Adams: Israel hat die größte Gay Pride Parade in der Region– es gibt überhaupt keine anderen Pride Parades im Mittleren Osten. Die Leute beschuldigen uns trotzdem und bezichtigen uns des "Pink Washings“. Dasselbe mit dem Sport. Dort bezichtigen sie uns des "Sport Washings“. Was auch immer wir tun, wir lenken angeblich von etwas ab. Wir leben nicht einfach wie normale Leute. Alles sei eine Strategie, die wir entwickelt hätten. Dass wir eine große Gay Community und Gay Pride haben, das alles sei eine Strategie, die wir nutzen, um unsere Verbrechen und Sünden zu vertuschen. Ernsthaft, Leute? Verschont mich! Um Ihre Frage zu beantworten: Nein, es ist generell kein Problem. Ich kann diese zwei Vorfälle zitieren. Und ja, wir haben einen Muslim und einen Drusen in unserem Team. In Israel sind 20 Prozent der Leute Araber. Wir haben einen Muslim aus Marokko und einen Drusen in unserem Continental-Team.

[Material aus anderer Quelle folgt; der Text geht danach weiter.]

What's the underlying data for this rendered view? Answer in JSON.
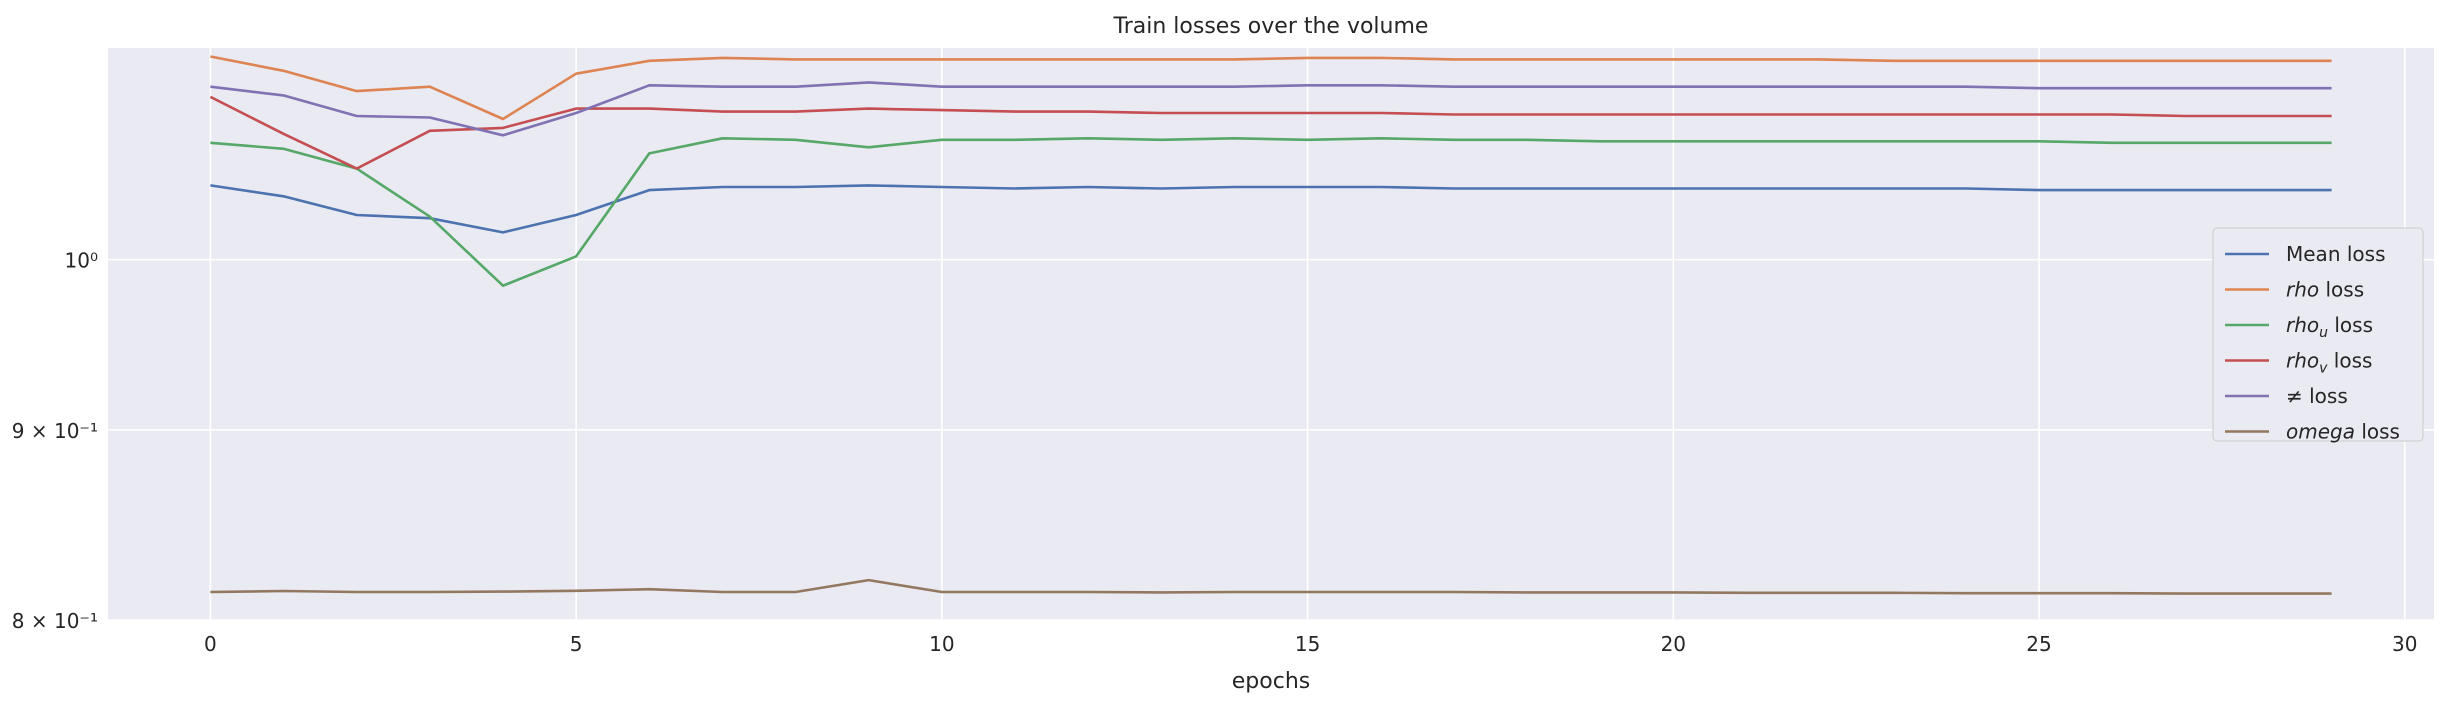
{
  "chart_data": {
    "type": "line",
    "title": "Train losses over the volume",
    "xlabel": "epochs",
    "ylabel": "",
    "xlim": [
      -1.4,
      30.4
    ],
    "ylim": [
      0.8,
      1.14
    ],
    "yscale": "log",
    "grid": true,
    "legend_position": "center-right",
    "x_ticks": [
      0,
      5,
      10,
      15,
      20,
      25,
      30
    ],
    "y_ticks": [
      {
        "value": 0.8,
        "label": "8 × 10⁻¹"
      },
      {
        "value": 0.9,
        "label": "9 × 10⁻¹"
      },
      {
        "value": 1.0,
        "label": "10⁰"
      }
    ],
    "x": [
      0,
      1,
      2,
      3,
      4,
      5,
      6,
      7,
      8,
      9,
      10,
      11,
      12,
      13,
      14,
      15,
      16,
      17,
      18,
      19,
      20,
      21,
      22,
      23,
      24,
      25,
      26,
      27,
      28,
      29
    ],
    "series": [
      {
        "name": "Mean loss",
        "color": "#4c72b0",
        "values": [
          1.047,
          1.04,
          1.028,
          1.026,
          1.017,
          1.028,
          1.044,
          1.046,
          1.046,
          1.047,
          1.046,
          1.045,
          1.046,
          1.045,
          1.046,
          1.046,
          1.046,
          1.045,
          1.045,
          1.045,
          1.045,
          1.045,
          1.045,
          1.045,
          1.045,
          1.044,
          1.044,
          1.044,
          1.044,
          1.044
        ]
      },
      {
        "name": "rho loss",
        "color": "#dd8452",
        "values": [
          1.134,
          1.124,
          1.11,
          1.113,
          1.091,
          1.122,
          1.131,
          1.133,
          1.132,
          1.132,
          1.132,
          1.132,
          1.132,
          1.132,
          1.132,
          1.133,
          1.133,
          1.132,
          1.132,
          1.132,
          1.132,
          1.132,
          1.132,
          1.131,
          1.131,
          1.131,
          1.131,
          1.131,
          1.131,
          1.131
        ]
      },
      {
        "name": "rho_u loss",
        "color": "#55a868",
        "values": [
          1.075,
          1.071,
          1.058,
          1.027,
          0.984,
          1.002,
          1.068,
          1.078,
          1.077,
          1.072,
          1.077,
          1.077,
          1.078,
          1.077,
          1.078,
          1.077,
          1.078,
          1.077,
          1.077,
          1.076,
          1.076,
          1.076,
          1.076,
          1.076,
          1.076,
          1.076,
          1.075,
          1.075,
          1.075,
          1.075
        ]
      },
      {
        "name": "rho_v loss",
        "color": "#c44e52",
        "values": [
          1.106,
          1.081,
          1.058,
          1.083,
          1.085,
          1.098,
          1.098,
          1.096,
          1.096,
          1.098,
          1.097,
          1.096,
          1.096,
          1.095,
          1.095,
          1.095,
          1.095,
          1.094,
          1.094,
          1.094,
          1.094,
          1.094,
          1.094,
          1.094,
          1.094,
          1.094,
          1.094,
          1.093,
          1.093,
          1.093
        ]
      },
      {
        "name": "≠ loss",
        "color": "#8172b3",
        "values": [
          1.113,
          1.107,
          1.093,
          1.092,
          1.08,
          1.095,
          1.114,
          1.113,
          1.113,
          1.116,
          1.113,
          1.113,
          1.113,
          1.113,
          1.113,
          1.114,
          1.114,
          1.113,
          1.113,
          1.113,
          1.113,
          1.113,
          1.113,
          1.113,
          1.113,
          1.112,
          1.112,
          1.112,
          1.112,
          1.112
        ]
      },
      {
        "name": "omega loss",
        "color": "#937860",
        "values": [
          0.814,
          0.8145,
          0.814,
          0.814,
          0.8142,
          0.8146,
          0.8154,
          0.814,
          0.814,
          0.82,
          0.814,
          0.814,
          0.814,
          0.8138,
          0.814,
          0.814,
          0.814,
          0.814,
          0.8138,
          0.8138,
          0.8138,
          0.8136,
          0.8136,
          0.8136,
          0.8134,
          0.8134,
          0.8134,
          0.8132,
          0.8132,
          0.8132
        ]
      }
    ],
    "legend": [
      {
        "base": "Mean loss",
        "sym": "",
        "sub": "",
        "rest": ""
      },
      {
        "base": "",
        "sym": "rho",
        "sub": "",
        "rest": " loss"
      },
      {
        "base": "",
        "sym": "rho",
        "sub": "u",
        "rest": " loss"
      },
      {
        "base": "",
        "sym": "rho",
        "sub": "v",
        "rest": " loss"
      },
      {
        "base": "≠ loss",
        "sym": "",
        "sub": "",
        "rest": ""
      },
      {
        "base": "",
        "sym": "omega",
        "sub": "",
        "rest": " loss"
      }
    ]
  }
}
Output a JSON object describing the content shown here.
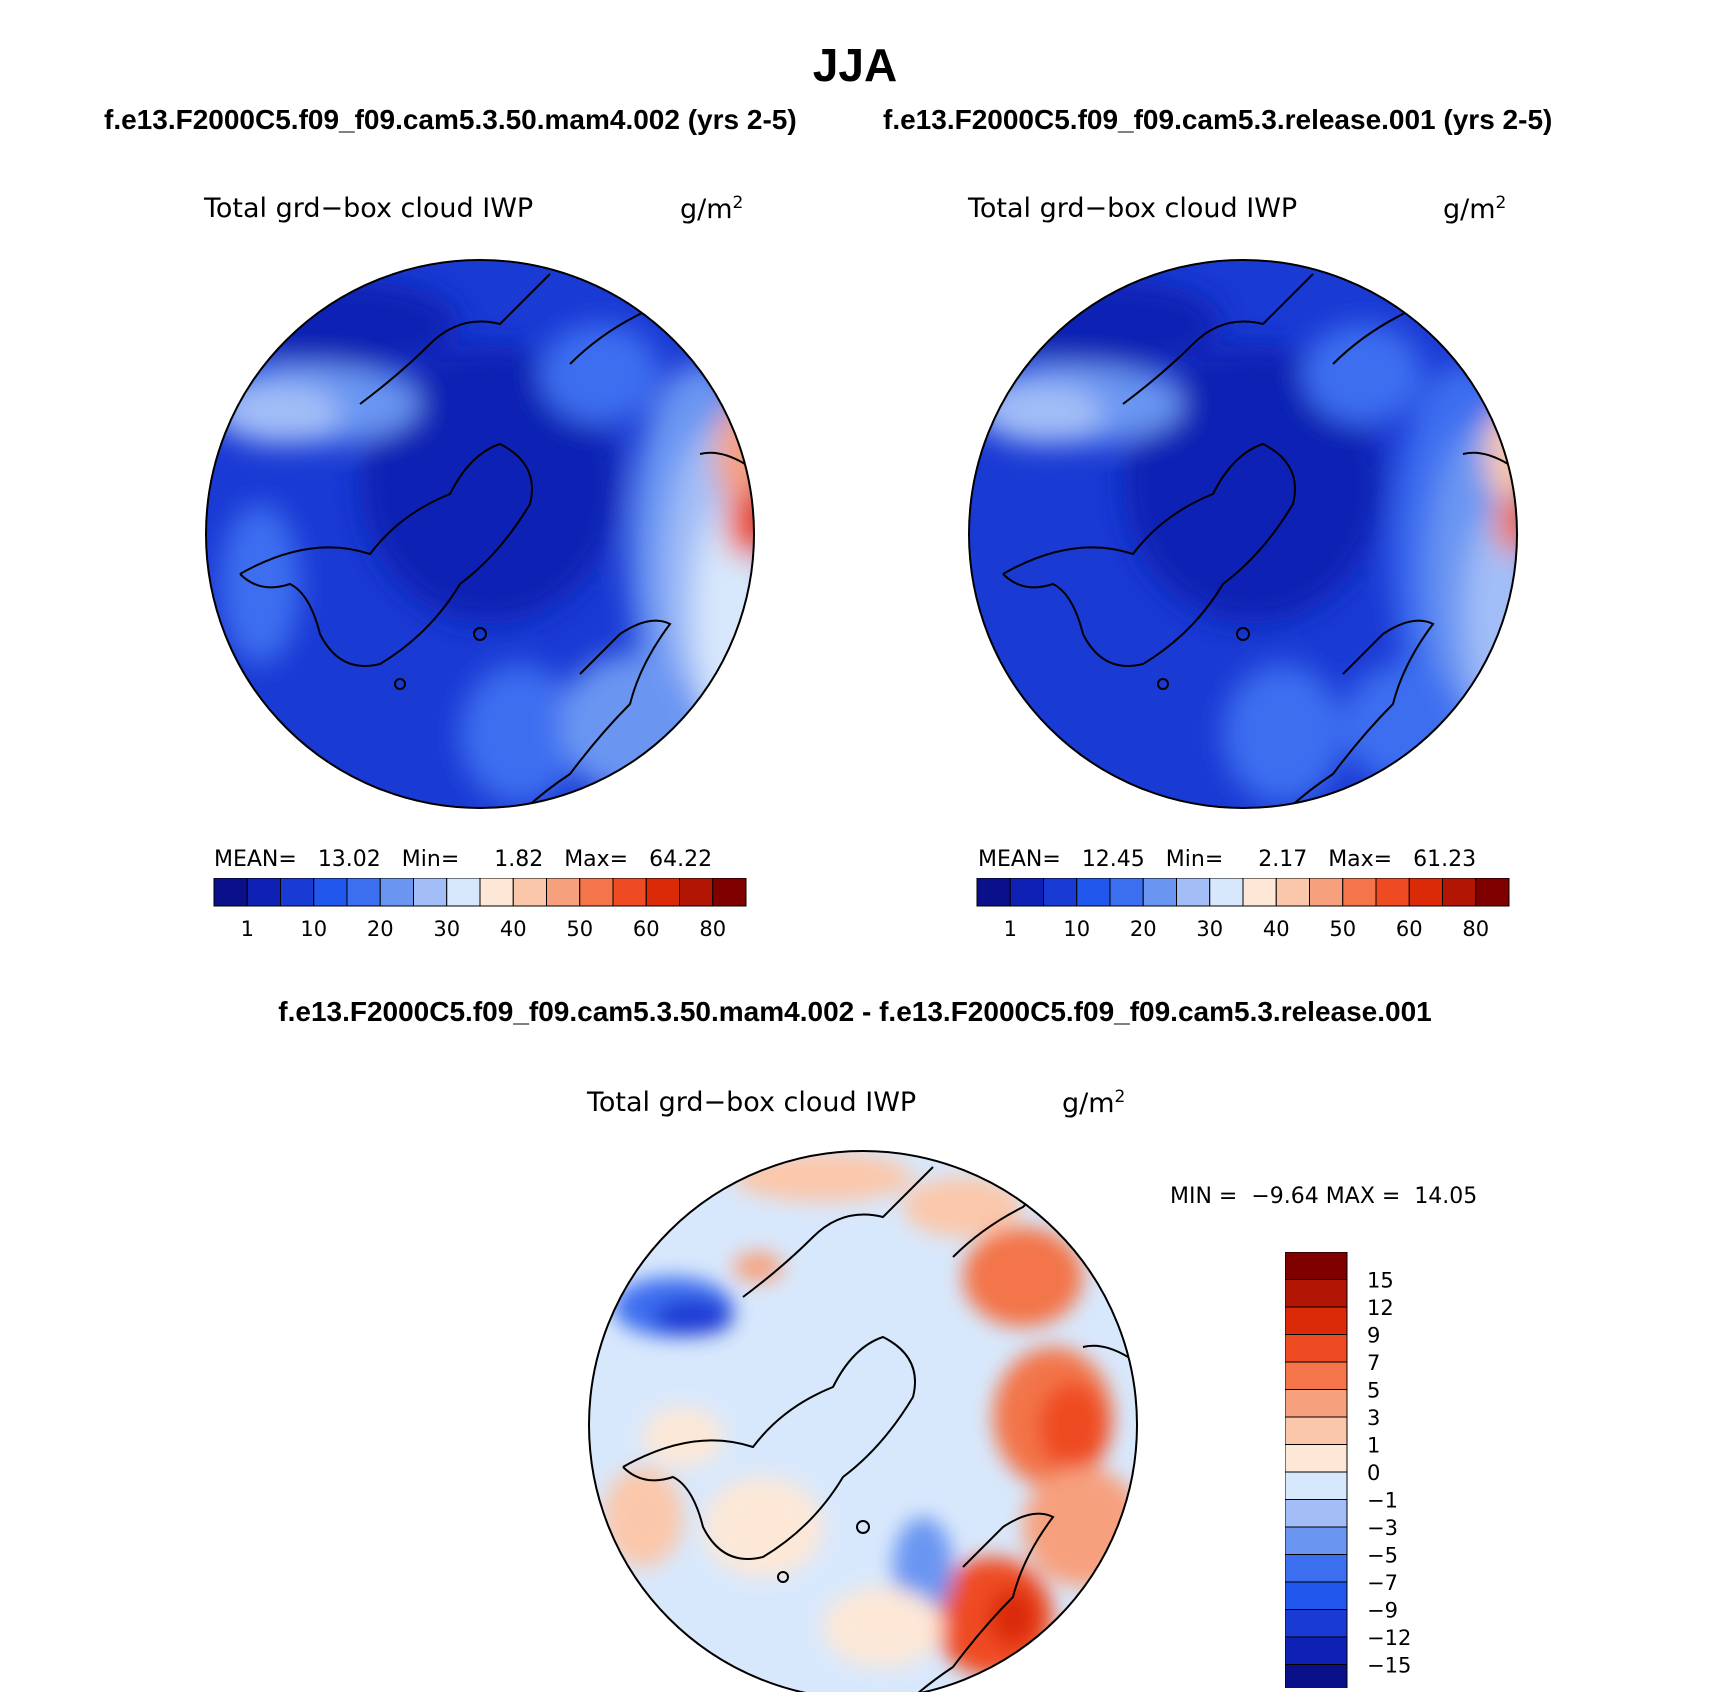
{
  "title": "JJA",
  "left_panel": {
    "case": "f.e13.F2000C5.f09_f09.cam5.3.50.mam4.002 (yrs 2-5)",
    "variable": "Total grd−box cloud IWP",
    "units": "g/m",
    "units_exp": "2",
    "stats": {
      "mean_label": "MEAN=",
      "mean": "13.02",
      "min_label": "Min=",
      "min": "1.82",
      "max_label": "Max=",
      "max": "64.22"
    }
  },
  "right_panel": {
    "case": "f.e13.F2000C5.f09_f09.cam5.3.release.001 (yrs 2-5)",
    "variable": "Total grd−box cloud IWP",
    "units": "g/m",
    "units_exp": "2",
    "stats": {
      "mean_label": "MEAN=",
      "mean": "12.45",
      "min_label": "Min=",
      "min": "2.17",
      "max_label": "Max=",
      "max": "61.23"
    }
  },
  "diff_panel": {
    "title": "f.e13.F2000C5.f09_f09.cam5.3.50.mam4.002 - f.e13.F2000C5.f09_f09.cam5.3.release.001",
    "variable": "Total grd−box cloud IWP",
    "units": "g/m",
    "units_exp": "2",
    "stats": {
      "min_label": "MIN =",
      "min": "−9.64",
      "max_label": "MAX =",
      "max": "14.05"
    }
  },
  "abs_colorbar": {
    "colors": [
      "#0a0f8a",
      "#0f21b4",
      "#1a3ad4",
      "#2257ee",
      "#3c6ef0",
      "#6a96f2",
      "#a3bef7",
      "#d8e8fc",
      "#fde8d7",
      "#fbc7aa",
      "#f7a07e",
      "#f37549",
      "#ef4b22",
      "#db2a08",
      "#b21504",
      "#800000"
    ],
    "labels": [
      "1",
      "10",
      "20",
      "30",
      "40",
      "50",
      "60",
      "80"
    ]
  },
  "diff_colorbar": {
    "colors": [
      "#800000",
      "#b21504",
      "#db2a08",
      "#ef4b22",
      "#f37549",
      "#f7a07e",
      "#fbc7aa",
      "#fde8d7",
      "#d8e8fc",
      "#a3bef7",
      "#6a96f2",
      "#3c6ef0",
      "#2257ee",
      "#1a3ad4",
      "#0f21b4",
      "#0a0f8a"
    ],
    "labels": [
      "15",
      "12",
      "9",
      "7",
      "5",
      "3",
      "1",
      "0",
      "−1",
      "−3",
      "−5",
      "−7",
      "−9",
      "−12",
      "−15"
    ]
  }
}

Wie sieht es bezüglich der Angst einiger Fahrer aus? Bei einigen Leuten sind es vielleicht nicht einmal Vorurteile gegenüber Israel, sondern einfach nur Unkenntnis, warum sie sich für ein Team in einem anderen Land entscheiden.
Adams: Gute Frage. So etwas in Bezug auf Angst habe ich noch nie erlebt und ist mir auch noch nie zu Ohren gekommen. Vielleicht räumen das Fahrer jedoch auch nicht ein… Aber ich bin auch nicht der Scout, der Fahrer rekrutiert und der die ersten Diskussionen führt.

Bei Nils Politt haben Sie aber maßgeblich mitgeholfen
Adams: Dass ich persönlich mit Nils sprach, war die Ausnahme. Nur bei wenigen Fahrern habe ich persönlich interveniert und versucht, sie davon zu überzeugen, dass wir ein solides Programm haben. Ich habe das nur in ein paar strategischen Fällen gemacht, wo ich mir dachte, dass es Gewicht hätte, wenn der Teameigentümer mit den Fahrern sprechen würde. Ich habe das (die Angst) selber nie persönlich erlebt, da müssten sie unseren Sportdirektor Kjell Carlström fragen. Aber es ist einer von vielen Gründen, warum wir das Trainingscamp in Israel abhalten, so dass die Fahrer das ganze Land kennenlernen. Rudy Barbier kam letztes Jahr hierher fürs Trainingscamp. Er sagte mir: "Ich verstehe das nicht. Alle haben mir erzählt, das Land sei voller Soldaten. Wir sind jetzt eine Woche hier gewesen und ich habe nicht einen einzigen Soldaten gesehen. Wenn man nach Paris geht, sieht man hunderte oder tausende Soldaten in den Straßen." Wir versuchen ihnen zu zeigen, dass dies das Land ist, wie es ist, kein Fake, nicht Hollywood. Kommt, seht und erlebt es selber!

Sind die Vorurteile nicht auch verständlich? Denn zum Bild, das die Welt von Israel hat, ist, gehört auch der Krieg, der gleich um die Ecke ist!
Adams: Das alles stimmt. In meiner Rolle als Botschafter lade ich jedes Jahr eine Gruppe kanadischer Parlamentarier ein. Von allen Parteien. Sie kommen nur zum Besuch nach Israel. Ich frage sie als Gastgeber jeweils als Erstes: Wie viele von euch haben Familie oder Freunde, die euch gefragt haben, ob ihr wirklich nach Israel reisen wollt? Aber schon am folgenden Tag können wir drüber lachen, sobald wir in der Stadt rumlaufen und sie sehen, wie es bei uns wirklich ist!

Sylvan Adams gehört zu den reichsten Leuten in Israel. Er übernahm 1992 von seinem Vater das milliardenschwere kanadische Immobilien-Unternehmen Iberville, das der gelernte Gerber aus einfachsten Verhältnissen aufgebaut hatte. Adams vergrößerte das Vermögen. In den 80er Jahren lernte er bei einem freiwilligen Arbeitseinsatz in einem Kibbuz seine in Großbritannien geborene Frau Margaret kennen. Das Paar bekam vier Kinder. Adams bezeichnet sich als "Zionist“.